Microsatellite Peak Shifts in Polymerase Chain Reaction-Based Fragment Length Data Correlate With Microsatellite Instability Degree and Vary With Mismatch Repair Gene Defects and Tumor Size.
Objective: Microsatellite instability (MSI) arises from mismatch repair-deficiency (MMR-d) and is a predictor of immune checkpoint blockade (ICB) therapy response. Although MSI diagnostics typically yield a binary classification (MSI or microsatellite stable), the molecular phenotype likely represents a continuum. We explored whether MSI follows a quantitative spectrum, reflecting the extent and severity of microsatellite alterations, and whether it holds clinical significance.
Methods: To quantitatively assess MSI, we evaluated the length of MSI peak shifts from polymerase chain reaction-based fragment length data in two cohorts (combined N = 237) of hereditary (Lynch syndrome) and sporadic MMR-d colorectal carcinomas (CRCs). We examined whether MSI peak shift lengths in diagnostic markers BAT25, CAT25, BAT26, and BAT40 correlate with specific MMR defects, histologic and clinical features, and coding microsatellite (cMS) mutations, potentially reflecting antigen load.

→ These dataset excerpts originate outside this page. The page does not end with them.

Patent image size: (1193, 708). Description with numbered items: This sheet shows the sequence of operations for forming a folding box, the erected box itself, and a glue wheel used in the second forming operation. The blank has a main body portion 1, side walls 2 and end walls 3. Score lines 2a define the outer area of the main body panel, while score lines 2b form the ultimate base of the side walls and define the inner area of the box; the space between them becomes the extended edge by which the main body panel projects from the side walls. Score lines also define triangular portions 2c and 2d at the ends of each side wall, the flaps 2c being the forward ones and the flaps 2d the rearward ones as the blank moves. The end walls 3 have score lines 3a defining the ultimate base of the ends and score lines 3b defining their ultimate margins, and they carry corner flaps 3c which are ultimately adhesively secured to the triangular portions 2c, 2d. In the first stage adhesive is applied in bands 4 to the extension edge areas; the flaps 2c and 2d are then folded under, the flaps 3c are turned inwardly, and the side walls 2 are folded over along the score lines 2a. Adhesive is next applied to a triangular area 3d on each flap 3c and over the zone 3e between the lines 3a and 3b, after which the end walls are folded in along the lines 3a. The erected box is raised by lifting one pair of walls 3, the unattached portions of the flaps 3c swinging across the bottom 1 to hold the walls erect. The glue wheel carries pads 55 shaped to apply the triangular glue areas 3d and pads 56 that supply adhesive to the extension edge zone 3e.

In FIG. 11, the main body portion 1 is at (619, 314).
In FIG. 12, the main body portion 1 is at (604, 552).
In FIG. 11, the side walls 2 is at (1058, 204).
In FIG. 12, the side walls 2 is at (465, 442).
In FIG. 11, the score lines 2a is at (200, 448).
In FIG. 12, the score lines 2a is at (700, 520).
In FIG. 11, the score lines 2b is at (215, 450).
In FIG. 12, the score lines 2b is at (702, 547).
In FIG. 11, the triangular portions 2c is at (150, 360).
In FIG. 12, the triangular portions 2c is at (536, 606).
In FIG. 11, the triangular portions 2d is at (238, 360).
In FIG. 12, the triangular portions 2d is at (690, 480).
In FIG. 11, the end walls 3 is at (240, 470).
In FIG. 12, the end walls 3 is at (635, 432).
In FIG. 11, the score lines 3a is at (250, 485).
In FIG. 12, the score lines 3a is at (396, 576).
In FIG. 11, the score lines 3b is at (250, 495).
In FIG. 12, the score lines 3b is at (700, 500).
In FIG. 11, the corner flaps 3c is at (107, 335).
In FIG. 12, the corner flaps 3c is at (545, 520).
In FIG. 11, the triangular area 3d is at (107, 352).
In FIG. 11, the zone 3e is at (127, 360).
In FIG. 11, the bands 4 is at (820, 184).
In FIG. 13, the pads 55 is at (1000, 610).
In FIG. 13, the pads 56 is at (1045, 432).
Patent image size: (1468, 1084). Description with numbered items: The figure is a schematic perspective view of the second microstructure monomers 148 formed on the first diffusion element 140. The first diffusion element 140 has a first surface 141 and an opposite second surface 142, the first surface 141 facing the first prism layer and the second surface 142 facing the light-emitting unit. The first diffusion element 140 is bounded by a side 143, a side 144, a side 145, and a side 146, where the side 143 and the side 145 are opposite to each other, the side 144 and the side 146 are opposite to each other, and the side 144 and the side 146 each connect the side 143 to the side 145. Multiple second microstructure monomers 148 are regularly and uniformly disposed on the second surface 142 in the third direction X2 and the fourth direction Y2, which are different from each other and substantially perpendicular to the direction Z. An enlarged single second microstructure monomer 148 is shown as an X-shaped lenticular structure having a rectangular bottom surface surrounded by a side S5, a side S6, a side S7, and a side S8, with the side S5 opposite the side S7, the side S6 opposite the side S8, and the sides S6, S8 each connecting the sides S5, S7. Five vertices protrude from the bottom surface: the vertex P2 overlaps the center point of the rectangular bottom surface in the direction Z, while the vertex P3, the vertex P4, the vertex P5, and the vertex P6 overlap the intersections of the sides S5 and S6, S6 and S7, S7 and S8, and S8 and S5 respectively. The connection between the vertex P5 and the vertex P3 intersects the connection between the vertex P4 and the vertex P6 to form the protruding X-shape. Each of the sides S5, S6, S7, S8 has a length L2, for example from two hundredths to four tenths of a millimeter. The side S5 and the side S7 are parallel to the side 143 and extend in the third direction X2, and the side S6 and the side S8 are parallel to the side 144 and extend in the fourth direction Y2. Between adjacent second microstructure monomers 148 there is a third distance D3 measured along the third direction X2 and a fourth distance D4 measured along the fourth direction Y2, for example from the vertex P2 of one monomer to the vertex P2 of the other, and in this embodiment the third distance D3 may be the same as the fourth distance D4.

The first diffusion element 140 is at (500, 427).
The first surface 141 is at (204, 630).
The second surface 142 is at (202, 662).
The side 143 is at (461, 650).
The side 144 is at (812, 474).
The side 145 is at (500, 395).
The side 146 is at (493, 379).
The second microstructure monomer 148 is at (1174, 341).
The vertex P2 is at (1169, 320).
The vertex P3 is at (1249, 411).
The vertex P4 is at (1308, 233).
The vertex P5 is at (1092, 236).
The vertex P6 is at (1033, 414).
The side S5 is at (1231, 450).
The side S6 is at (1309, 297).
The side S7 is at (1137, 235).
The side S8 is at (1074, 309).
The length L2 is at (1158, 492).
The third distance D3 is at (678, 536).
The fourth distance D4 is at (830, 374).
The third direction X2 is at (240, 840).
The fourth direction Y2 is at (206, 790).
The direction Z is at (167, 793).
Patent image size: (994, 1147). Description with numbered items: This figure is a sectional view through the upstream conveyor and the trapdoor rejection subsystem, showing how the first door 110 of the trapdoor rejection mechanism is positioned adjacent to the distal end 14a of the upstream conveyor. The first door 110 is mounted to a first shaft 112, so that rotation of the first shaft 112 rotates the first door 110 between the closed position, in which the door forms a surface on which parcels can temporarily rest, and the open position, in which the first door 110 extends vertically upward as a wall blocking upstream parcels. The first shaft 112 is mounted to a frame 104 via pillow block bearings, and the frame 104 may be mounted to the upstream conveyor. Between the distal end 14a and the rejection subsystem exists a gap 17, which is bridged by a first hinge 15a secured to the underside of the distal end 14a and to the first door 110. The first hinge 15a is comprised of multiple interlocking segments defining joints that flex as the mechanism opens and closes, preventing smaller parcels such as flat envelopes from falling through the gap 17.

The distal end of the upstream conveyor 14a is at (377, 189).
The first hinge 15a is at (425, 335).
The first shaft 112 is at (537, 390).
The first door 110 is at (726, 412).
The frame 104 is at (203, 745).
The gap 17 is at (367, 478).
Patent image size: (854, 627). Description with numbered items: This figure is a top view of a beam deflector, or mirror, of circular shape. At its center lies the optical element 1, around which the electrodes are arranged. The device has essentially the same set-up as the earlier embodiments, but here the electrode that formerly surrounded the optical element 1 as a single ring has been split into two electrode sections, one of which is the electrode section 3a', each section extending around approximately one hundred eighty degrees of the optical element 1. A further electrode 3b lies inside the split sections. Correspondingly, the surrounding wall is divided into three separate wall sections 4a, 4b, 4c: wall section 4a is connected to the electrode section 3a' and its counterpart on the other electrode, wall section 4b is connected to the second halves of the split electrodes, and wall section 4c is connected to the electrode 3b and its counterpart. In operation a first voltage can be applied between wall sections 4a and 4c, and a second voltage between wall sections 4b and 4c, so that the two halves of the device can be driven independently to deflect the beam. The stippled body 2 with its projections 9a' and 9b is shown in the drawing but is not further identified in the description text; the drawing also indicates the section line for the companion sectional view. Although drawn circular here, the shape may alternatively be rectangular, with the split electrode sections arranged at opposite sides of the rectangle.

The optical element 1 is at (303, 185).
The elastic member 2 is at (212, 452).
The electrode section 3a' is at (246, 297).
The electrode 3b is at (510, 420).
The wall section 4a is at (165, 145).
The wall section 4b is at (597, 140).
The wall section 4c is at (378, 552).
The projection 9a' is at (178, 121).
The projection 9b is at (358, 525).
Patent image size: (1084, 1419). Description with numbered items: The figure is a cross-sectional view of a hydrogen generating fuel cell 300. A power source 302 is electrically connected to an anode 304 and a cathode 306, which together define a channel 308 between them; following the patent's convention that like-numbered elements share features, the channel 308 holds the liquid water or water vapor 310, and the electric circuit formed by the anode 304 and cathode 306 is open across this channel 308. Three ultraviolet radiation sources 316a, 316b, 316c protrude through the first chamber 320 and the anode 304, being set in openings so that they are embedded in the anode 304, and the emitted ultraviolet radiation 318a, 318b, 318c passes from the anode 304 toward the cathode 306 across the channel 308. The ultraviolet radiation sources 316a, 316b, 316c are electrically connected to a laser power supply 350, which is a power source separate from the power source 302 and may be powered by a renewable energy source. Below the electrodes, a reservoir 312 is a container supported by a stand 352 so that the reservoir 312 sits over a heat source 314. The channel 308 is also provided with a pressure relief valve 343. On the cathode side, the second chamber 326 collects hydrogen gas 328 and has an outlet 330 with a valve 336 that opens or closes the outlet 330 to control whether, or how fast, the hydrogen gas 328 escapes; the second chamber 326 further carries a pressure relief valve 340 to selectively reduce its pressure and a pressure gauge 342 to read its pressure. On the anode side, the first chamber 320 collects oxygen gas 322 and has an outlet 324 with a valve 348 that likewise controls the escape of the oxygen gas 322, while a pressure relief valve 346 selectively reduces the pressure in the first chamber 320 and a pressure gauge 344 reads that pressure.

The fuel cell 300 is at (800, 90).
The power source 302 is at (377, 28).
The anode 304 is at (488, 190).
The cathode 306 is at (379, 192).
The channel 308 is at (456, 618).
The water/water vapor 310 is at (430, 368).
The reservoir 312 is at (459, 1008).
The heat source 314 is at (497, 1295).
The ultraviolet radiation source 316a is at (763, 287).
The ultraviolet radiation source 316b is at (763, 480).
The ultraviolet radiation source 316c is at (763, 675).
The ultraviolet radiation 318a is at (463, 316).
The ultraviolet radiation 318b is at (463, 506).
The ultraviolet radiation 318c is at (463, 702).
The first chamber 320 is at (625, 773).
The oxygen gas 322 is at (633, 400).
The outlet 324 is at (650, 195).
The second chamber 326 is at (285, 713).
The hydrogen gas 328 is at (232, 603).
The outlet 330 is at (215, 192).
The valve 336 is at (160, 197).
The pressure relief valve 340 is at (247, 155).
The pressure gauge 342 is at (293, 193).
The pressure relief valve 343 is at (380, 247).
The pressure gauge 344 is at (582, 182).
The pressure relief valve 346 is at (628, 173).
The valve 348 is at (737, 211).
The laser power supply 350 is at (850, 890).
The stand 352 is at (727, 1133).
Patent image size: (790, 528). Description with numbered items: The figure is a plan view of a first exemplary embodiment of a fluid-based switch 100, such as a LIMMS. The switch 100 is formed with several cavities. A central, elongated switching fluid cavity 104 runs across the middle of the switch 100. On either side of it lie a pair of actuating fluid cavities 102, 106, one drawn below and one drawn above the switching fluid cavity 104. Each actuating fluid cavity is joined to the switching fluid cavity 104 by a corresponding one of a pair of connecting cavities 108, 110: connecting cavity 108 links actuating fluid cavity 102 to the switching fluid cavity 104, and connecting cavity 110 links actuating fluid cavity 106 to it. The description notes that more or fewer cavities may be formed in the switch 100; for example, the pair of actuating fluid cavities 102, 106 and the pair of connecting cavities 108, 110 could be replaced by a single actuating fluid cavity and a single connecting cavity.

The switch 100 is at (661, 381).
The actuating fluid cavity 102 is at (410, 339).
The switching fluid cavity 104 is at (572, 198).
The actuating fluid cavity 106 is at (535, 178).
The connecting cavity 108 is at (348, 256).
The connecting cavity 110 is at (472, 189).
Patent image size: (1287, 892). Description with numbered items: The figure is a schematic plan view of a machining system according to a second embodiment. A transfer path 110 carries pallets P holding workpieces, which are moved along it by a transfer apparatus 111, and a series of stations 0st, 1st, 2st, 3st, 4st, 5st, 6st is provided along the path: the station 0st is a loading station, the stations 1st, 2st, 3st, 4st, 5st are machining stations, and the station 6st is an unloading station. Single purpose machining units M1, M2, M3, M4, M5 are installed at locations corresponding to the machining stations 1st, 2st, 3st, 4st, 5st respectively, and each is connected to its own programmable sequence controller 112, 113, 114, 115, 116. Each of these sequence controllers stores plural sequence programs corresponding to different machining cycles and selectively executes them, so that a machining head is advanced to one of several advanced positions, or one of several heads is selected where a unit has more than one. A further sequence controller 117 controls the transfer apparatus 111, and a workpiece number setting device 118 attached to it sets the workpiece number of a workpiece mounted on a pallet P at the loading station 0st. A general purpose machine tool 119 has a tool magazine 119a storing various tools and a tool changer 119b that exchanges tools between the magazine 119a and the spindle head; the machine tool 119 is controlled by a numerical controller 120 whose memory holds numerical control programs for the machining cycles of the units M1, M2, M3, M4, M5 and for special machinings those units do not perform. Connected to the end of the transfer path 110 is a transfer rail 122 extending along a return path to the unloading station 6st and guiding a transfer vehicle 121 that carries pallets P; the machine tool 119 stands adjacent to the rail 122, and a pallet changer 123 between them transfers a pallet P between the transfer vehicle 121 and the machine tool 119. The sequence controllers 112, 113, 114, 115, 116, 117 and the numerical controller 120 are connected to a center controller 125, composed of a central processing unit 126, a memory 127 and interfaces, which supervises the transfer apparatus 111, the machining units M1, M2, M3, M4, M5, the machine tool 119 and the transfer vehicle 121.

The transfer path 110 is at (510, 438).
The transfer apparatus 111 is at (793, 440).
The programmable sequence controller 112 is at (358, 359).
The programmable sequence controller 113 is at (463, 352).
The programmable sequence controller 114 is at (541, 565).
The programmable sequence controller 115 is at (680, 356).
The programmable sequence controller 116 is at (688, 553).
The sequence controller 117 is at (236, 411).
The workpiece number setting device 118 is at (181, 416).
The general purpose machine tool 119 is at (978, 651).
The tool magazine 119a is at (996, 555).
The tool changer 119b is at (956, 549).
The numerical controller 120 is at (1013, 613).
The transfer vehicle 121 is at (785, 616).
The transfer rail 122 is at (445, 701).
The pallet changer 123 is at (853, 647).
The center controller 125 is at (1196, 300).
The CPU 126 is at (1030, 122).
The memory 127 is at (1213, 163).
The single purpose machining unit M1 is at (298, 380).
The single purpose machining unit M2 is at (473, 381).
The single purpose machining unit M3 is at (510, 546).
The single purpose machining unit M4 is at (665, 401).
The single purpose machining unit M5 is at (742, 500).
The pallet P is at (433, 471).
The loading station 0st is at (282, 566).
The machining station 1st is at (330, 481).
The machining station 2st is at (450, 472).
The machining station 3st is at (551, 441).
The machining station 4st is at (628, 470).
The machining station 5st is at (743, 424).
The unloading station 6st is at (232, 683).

Results: MSI peak shift lengths varied among MMR-d CRCs and were influenced by the specific underlying MMR defect, such as germline mutations in MLH1, MSH2, MSH6, or PMS2, or somatic MLH1 promotor hypermethylation. Hereditary MSH6-deficient CRCs exhibited shorter peak shifts compared with hereditary MLH1-deficient and MSH2-deficient CRCs. Longer MSI peak shifts were associated with larger tumor sizes (odds ratio of 1.3 for every 1-cm increase in tumor diameter) and number of cMS mutations per tumor (P = 8.73e-09).
Conclusions: Our findings demonstrate that (1) MSI peak shift lengths differ among MMR-d CRCs, (2) this variation is influenced by the specific MMR defect, and (3) this variation correlates with tumor size and number of cMS mutations. These findings suggest that a quantitative MSI classification could enhance clinical utility, with potential, for instance, in predicting disease progression and ICB therapy response.